A primary election held by Hong Kong's democratic opposition may have been illegal under the new security law, China said Monday, in a statement that shows how far the goalposts have moved just two weeks after the sweeping legislation was imposed on the city.
More than 600,000 people took part in the vote over the weekend, designed to narrow down the number of pro-democracy candidates in September elections to the city's legislature. Similar efforts have been tried in previous years, but this was the most organized yet, as the opposition aims to seize a historic majority in spite of recent obstacles, not least the new security law.
Imposed by Beijing on the city on June 30, the legislation criminalizes secession, subversion, terrorism, and collusion with foreign forces. Officials previously said it will affect a tiny handful of Hong Kongers, while critics pointed to its broad scope and ill-defined offenses as reason for alarm.
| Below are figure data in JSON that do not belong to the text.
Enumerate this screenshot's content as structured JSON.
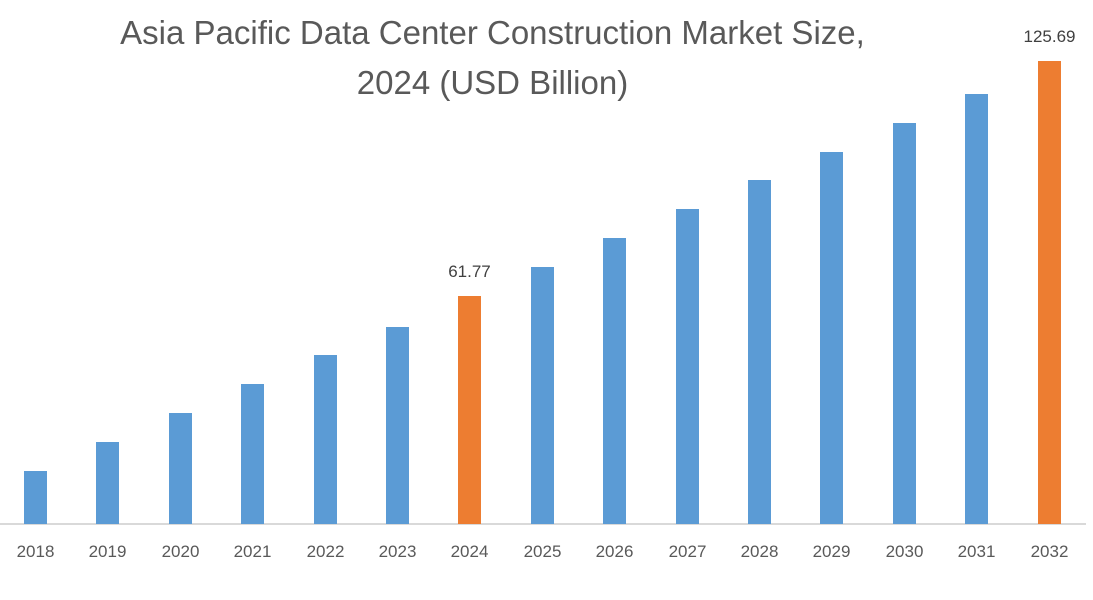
{
  "chart_data": {
    "type": "bar",
    "title": "Asia Pacific Data Center Construction Market Size, 2024 (USD Billion)",
    "title_lines": [
      "Asia Pacific Data Center Construction Market Size,",
      "2024 (USD Billion)"
    ],
    "xlabel": "",
    "ylabel": "",
    "categories": [
      "2018",
      "2019",
      "2020",
      "2021",
      "2022",
      "2023",
      "2024",
      "2025",
      "2026",
      "2027",
      "2028",
      "2029",
      "2030",
      "2031",
      "2032"
    ],
    "values": [
      14.5,
      22.3,
      30.1,
      37.9,
      45.8,
      53.6,
      61.77,
      69.8,
      77.6,
      85.4,
      93.3,
      101.1,
      108.9,
      116.8,
      125.69
    ],
    "data_labels": {
      "2024": "61.77",
      "2032": "125.69"
    },
    "highlighted": [
      "2024",
      "2032"
    ],
    "colors": {
      "default": "#5b9bd5",
      "highlight": "#ed7d31"
    },
    "ylim": [
      0,
      140
    ],
    "grid": false,
    "legend": null
  }
}
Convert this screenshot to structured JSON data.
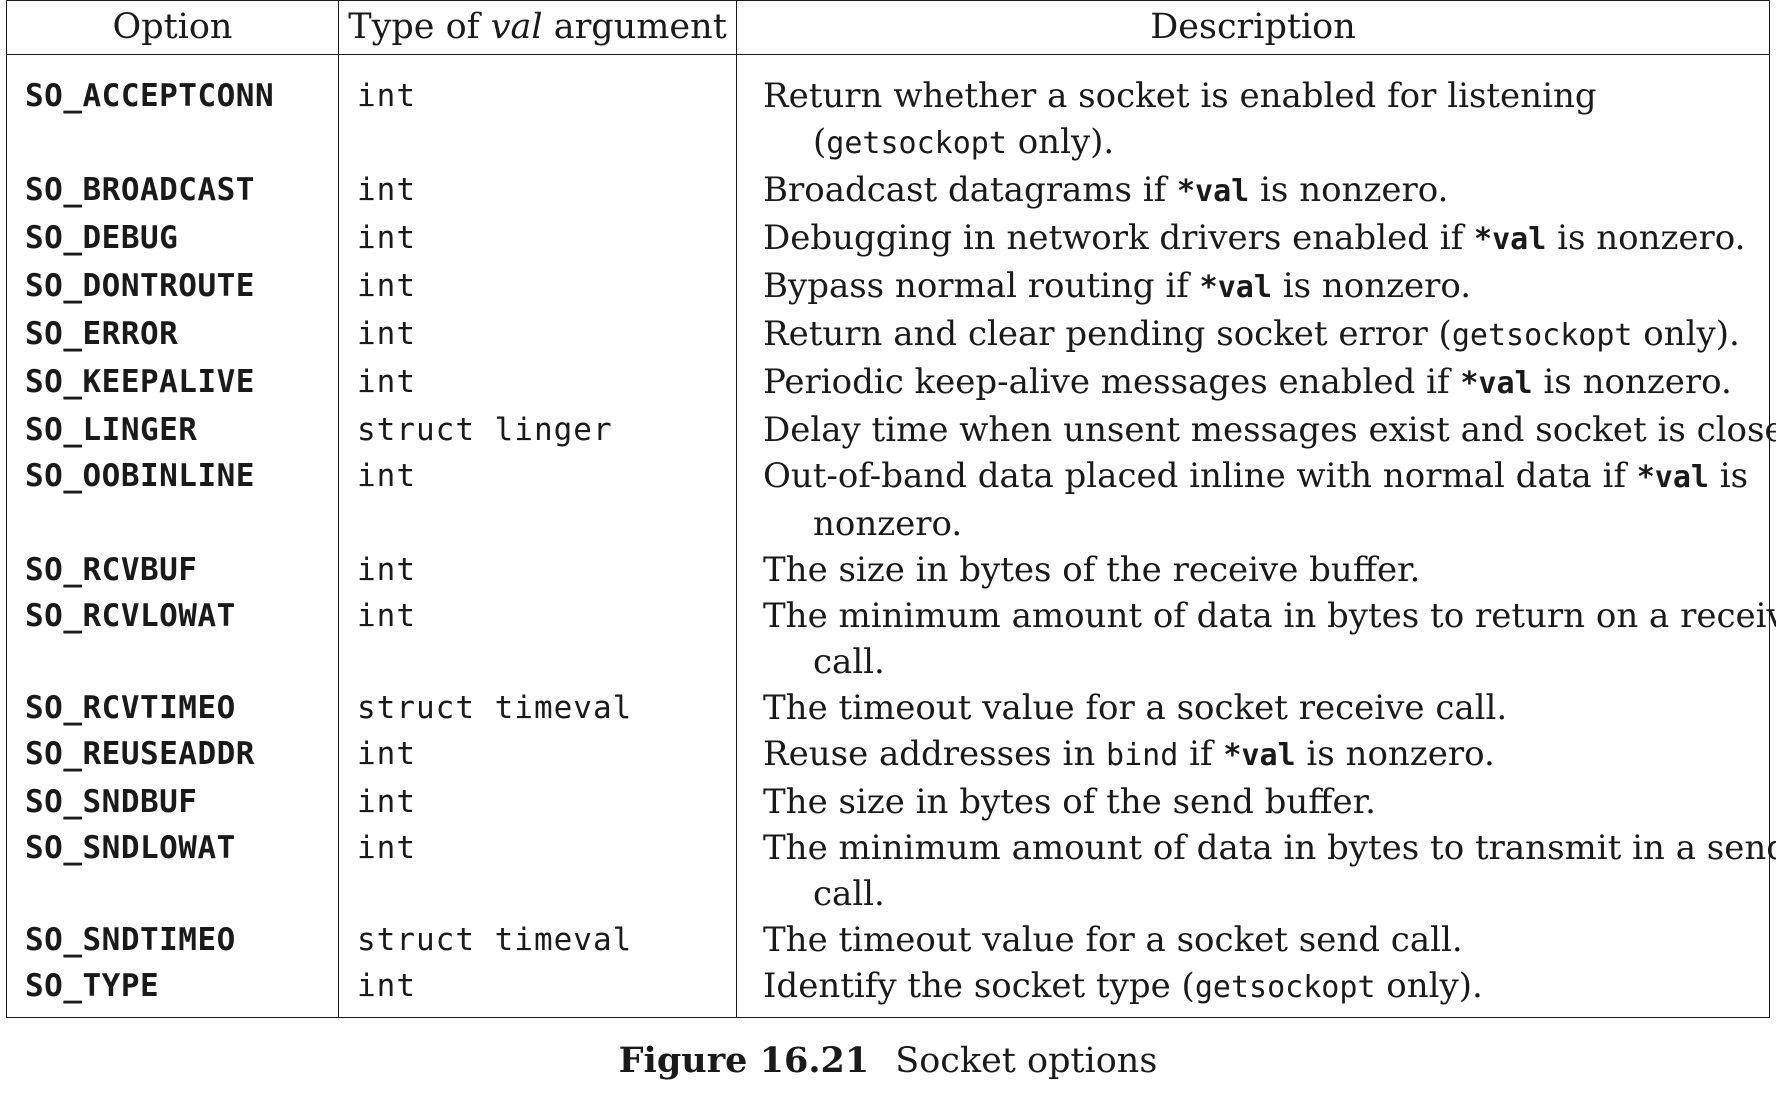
{
  "table": {
    "headers": {
      "option": "Option",
      "type_prefix": "Type of ",
      "type_italic": "val",
      "type_suffix": " argument",
      "description": "Description"
    },
    "rows": [
      {
        "option": "SO_ACCEPTCONN",
        "type": "int",
        "desc": [
          [
            {
              "t": "Return whether a socket is enabled for listening"
            }
          ],
          [
            {
              "t": "("
            },
            {
              "c": "getsockopt"
            },
            {
              "t": " only)."
            }
          ]
        ]
      },
      {
        "option": "SO_BROADCAST",
        "type": "int",
        "desc": [
          [
            {
              "t": "Broadcast datagrams if "
            },
            {
              "b": "*val"
            },
            {
              "t": " is nonzero."
            }
          ]
        ]
      },
      {
        "option": "SO_DEBUG",
        "type": "int",
        "desc": [
          [
            {
              "t": "Debugging in network drivers enabled if "
            },
            {
              "b": "*val"
            },
            {
              "t": " is nonzero."
            }
          ]
        ]
      },
      {
        "option": "SO_DONTROUTE",
        "type": "int",
        "desc": [
          [
            {
              "t": "Bypass normal routing if "
            },
            {
              "b": "*val"
            },
            {
              "t": " is nonzero."
            }
          ]
        ]
      },
      {
        "option": "SO_ERROR",
        "type": "int",
        "desc": [
          [
            {
              "t": "Return and clear pending socket error ("
            },
            {
              "c": "getsockopt"
            },
            {
              "t": " only)."
            }
          ]
        ]
      },
      {
        "option": "SO_KEEPALIVE",
        "type": "int",
        "desc": [
          [
            {
              "t": "Periodic keep-alive messages enabled if "
            },
            {
              "b": "*val"
            },
            {
              "t": " is nonzero."
            }
          ]
        ]
      },
      {
        "option": "SO_LINGER",
        "type": "struct linger",
        "desc": [
          [
            {
              "t": "Delay time when unsent messages exist and socket is closed."
            }
          ]
        ]
      },
      {
        "option": "SO_OOBINLINE",
        "type": "int",
        "desc": [
          [
            {
              "t": "Out-of-band data placed inline with normal data if "
            },
            {
              "b": "*val"
            },
            {
              "t": " is"
            }
          ],
          [
            {
              "t": "nonzero."
            }
          ]
        ]
      },
      {
        "option": "SO_RCVBUF",
        "type": "int",
        "desc": [
          [
            {
              "t": "The size in bytes of the receive buffer."
            }
          ]
        ]
      },
      {
        "option": "SO_RCVLOWAT",
        "type": "int",
        "desc": [
          [
            {
              "t": "The minimum amount of data in bytes to return on a receive"
            }
          ],
          [
            {
              "t": "call."
            }
          ]
        ]
      },
      {
        "option": "SO_RCVTIMEO",
        "type": "struct timeval",
        "desc": [
          [
            {
              "t": "The timeout value for a socket receive call."
            }
          ]
        ]
      },
      {
        "option": "SO_REUSEADDR",
        "type": "int",
        "desc": [
          [
            {
              "t": "Reuse addresses in "
            },
            {
              "c": "bind"
            },
            {
              "t": " if "
            },
            {
              "b": "*val"
            },
            {
              "t": " is nonzero."
            }
          ]
        ]
      },
      {
        "option": "SO_SNDBUF",
        "type": "int",
        "desc": [
          [
            {
              "t": "The size in bytes of the send buffer."
            }
          ]
        ]
      },
      {
        "option": "SO_SNDLOWAT",
        "type": "int",
        "desc": [
          [
            {
              "t": "The minimum amount of data in bytes to transmit in a send"
            }
          ],
          [
            {
              "t": "call."
            }
          ]
        ]
      },
      {
        "option": "SO_SNDTIMEO",
        "type": "struct timeval",
        "desc": [
          [
            {
              "t": "The timeout value for a socket send call."
            }
          ]
        ]
      },
      {
        "option": "SO_TYPE",
        "type": "int",
        "desc": [
          [
            {
              "t": "Identify the socket type ("
            },
            {
              "c": "getsockopt"
            },
            {
              "t": " only)."
            }
          ]
        ]
      }
    ]
  },
  "caption": {
    "figure": "Figure 16.21",
    "title": "Socket options"
  }
}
In a statement late Monday, the Liaison Office, Beijing's top representative to Hong Kong, said the primary election contravened the law -- raising the possibility hundreds of thousands of people were now implicated in an offense.
"With the support of external forces, opposition groups and leaders have deliberately devised plans to hold this so-called 'primary election,' which is a serious provocation to the current electoral system and caused serious damage to the fairness and justice of the Legislative Council elections," the Liaison Office said.
The statement came after the Hong Kong government said it was "conducting an in-depth investigation" into the primary, and would "immediately refer the case to relevant law enforcement agencies" if there was any illegal activity.
One chief complaint of the government was organizers' stated goal of achieving a 35-seat parliamentary majority, allowing the opposition to block legislation and potentially force the resignation of Chief Executive Carrie Lam.
"If this so-called primary election's purpose is to achieve the ultimate goal of delivering what they called '35-plus' with the objective of objecting or resisting every policy initiative of the HKSAR government, it may fall into the category of subverting the state power -- one of the four types of offenses under the national security law," Lam said Monday.
The Liaison Office statement went further, accusing Benny Tai, the onetime leader of the 2014 pro-democracy Umbrella Movement and organizer of the primary, of scheming to "seize the governance of Hong Kong and stage a 'color revolution'."
"Who instructed (Tai) to openly manipulate the election in so high-profile a manner? Who gave him such confidence?" the statement added, without providing evidence or suggestion of who Tai was supposed to have colluded with.
Tai, who could not immediately be reached for comment, could face at least 10 years and up to life imprisonment if found guilty under the security law of colluding with a foreign power in "rigging or undermining an election."
Nor might he be the only person punished. Antony Dapiran, a Hong Kong-based lawyer and author of "City on Fire: The Fight for Hong Kong," predicted that after Beijing's statement declaring the primary illegal, the government may move to "disqualify all candidates selected through the primary process (maybe even all who ran in the primary)" from September's election.
Preliminary results from this weekend's primary appear to show many younger, protest-linked candidates ahead of traditional pro-democrats, after similar success in last year's local elections, in which a large number of first-time candidates were elected in a landslide defeat of pro-government parties.
Tai said the turnout showed that "Hong Kong people have demonstrated to the world, and also to the authorities, that we have not given up to strive for democracy."
Beijing's assertion that the primary undermines September's vote creates a bar that few democracies could clear. Primary vote are regularly held to narrow down candidates for a general election, nor do they always involve members of one party: Bernie Sanders, who won the second-most votes in the United States Democratic Party presidential primary, is an independent.
In many democracies, parties go even further in seeking to avoid splitting the vote. During last year's general election in the United Kingdom, multiple anti-Brexit parties formed an election pact, choosing not to field candidates in seats where that might have resulted in a pro-Brexit party winning.
"Elections are a very serious and solemn matter in every jurisdiction," Lam said this week. "People have to uphold their right to be able to cast a vote in an election which is open, fair and honest."
Mainland China does not have free and fair elections, or mass votes of any kind. In Hong Kong, this year's legislative election was seen as perhaps the final chance for the democratic opposition to win any significant power.
Before the security law was passed, multiple candidates had already been barred from standing and lawmakers removed from parliament. Officials had also suggested that anyone who campaigned against or criticized the security law could face being struck off the ballot.
In the hours after it became law, multiple political parties disbanded -- including one founded by prominent activist Joshua Wong. Other groups, particularly pro-independence parties, moved their operations overseas, for fear of arrest.
CORRECTION: This story has been corrected to reflect that Beijing imposed the new national security law on June 30.